Creating Walkable Neighborhoods
Walking guru Dan Burden calls the pedestrian the “indicator species” of a vibrant neighborhood. He recommends that we pay close attention to the environmental factors that make us feel comfortable as pedestrians. Here’s Dan’s indicator list for walkable communities:
  1. A compact, lively town center with shops, significant housing and a distinct personality.
  2. Many routes and transportation choices to get to the commercial center.
  3. Low-speed streets where motorists yield to pedestrians.
  4. Neighborhood schools and parks where children can walk or bicycle.
  5. Public places packed with children, teenagers, older adults and people with disabilities.
  6. Convenient, safe and easy street crossings.
  7. Inspiring and well-maintained public streets with sidewalks, planter strips, medians, on-street parking and bike lanes.
  8. Land use and transportation mutually beneficial.
  9. Celebrated public space and public life
  10. Many people walking.

Can you get there from here?
Just like the leaders who reoriented L.A. to the automobile, we can reorient ourselves away from auto-dependence. Every day, local governments make decisions about building in neighborhoods and downtowns. Many of those decisions are made within an auto-centric framework that puts moving traffic and providing parking foremost. This has resulted not just in freeways, but also wide streets that foster faster driving. More insidious are the miles of surface parking lots surrounding every store, office building and apartment complex. These parking lots separate the stores and other businesses and make walking between them not only unpleasant and inconvenient, but often dangerous.

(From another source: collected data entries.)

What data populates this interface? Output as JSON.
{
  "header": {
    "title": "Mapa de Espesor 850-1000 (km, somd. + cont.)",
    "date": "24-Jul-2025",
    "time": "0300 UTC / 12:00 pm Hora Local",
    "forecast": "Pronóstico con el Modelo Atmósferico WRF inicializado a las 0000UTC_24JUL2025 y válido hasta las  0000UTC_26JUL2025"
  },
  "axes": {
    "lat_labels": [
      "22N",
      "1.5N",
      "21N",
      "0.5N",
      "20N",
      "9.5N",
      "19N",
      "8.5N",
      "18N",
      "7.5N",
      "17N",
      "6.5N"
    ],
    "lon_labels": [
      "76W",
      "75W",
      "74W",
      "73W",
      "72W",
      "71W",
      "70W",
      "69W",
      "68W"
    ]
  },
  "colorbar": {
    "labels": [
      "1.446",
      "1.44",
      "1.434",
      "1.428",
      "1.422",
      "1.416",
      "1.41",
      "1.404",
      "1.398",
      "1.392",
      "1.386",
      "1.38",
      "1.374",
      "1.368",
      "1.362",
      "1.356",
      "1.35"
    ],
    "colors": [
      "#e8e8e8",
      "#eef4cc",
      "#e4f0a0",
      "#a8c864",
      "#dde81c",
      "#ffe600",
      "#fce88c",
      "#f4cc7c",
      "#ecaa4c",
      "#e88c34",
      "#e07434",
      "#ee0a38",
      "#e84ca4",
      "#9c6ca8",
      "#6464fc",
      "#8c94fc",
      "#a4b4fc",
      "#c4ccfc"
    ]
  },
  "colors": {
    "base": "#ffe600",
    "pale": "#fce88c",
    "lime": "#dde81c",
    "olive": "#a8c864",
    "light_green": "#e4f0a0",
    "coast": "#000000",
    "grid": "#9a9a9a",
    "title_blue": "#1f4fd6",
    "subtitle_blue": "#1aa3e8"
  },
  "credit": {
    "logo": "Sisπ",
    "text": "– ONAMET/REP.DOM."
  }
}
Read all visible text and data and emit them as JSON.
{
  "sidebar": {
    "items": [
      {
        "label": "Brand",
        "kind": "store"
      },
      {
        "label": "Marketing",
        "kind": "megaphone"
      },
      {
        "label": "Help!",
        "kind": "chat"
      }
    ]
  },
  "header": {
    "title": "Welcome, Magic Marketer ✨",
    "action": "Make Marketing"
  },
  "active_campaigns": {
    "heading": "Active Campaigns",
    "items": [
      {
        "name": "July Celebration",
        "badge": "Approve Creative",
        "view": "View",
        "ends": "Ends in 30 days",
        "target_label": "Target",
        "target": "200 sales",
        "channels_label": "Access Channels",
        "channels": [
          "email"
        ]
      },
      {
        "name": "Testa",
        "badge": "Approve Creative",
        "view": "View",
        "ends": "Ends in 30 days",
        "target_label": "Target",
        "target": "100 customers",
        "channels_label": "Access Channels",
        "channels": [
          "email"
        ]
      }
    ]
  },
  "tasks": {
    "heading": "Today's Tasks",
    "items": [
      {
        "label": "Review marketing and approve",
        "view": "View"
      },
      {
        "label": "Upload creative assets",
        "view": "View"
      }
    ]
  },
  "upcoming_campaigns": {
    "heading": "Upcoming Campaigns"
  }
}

By contrast, many of our favorite urban places to walk – Santa Monica’s Third Street Promenade, Old Town Pasadena, downtown San Diego, many of San Francisco’s neighborhoods – were first designed before cars were king. These areas are compact, with buildings touching each other and the sidewalk. Cars are present but move more slowly, posing less danger to pedestrians. Parking is either scarce ( San Francisco) or tucked away in parking structures ( Santa Monica, Old Town Pasadena). That people also live in or near these areas gives them a round-the-clock vibrancy that is usually lacking in office parks, shopping malls and purely residential neighborhoods.

Next time you find yourself on a pleasant urban stroll, look for the following:

  • Sidewalks—width, driveways cutting across, shade
  • Crosswalks—frequency, convenience and safety
  • Cars—width of streets, speed of the cars, number and size of surface parking lots
  • Green—trees and other landscaping
  • Buildings—distance of buildings from sidewalks, mix of housing and shops
  • Transportation choices—bus, rail, bike, feet, car
  • Things that make the place distinctive—fountains, public art, architecture, vendors, parks.

Beth Steckler is the policy director for Livable Places, a nonprofit organization working to build housing and more sustainable communities.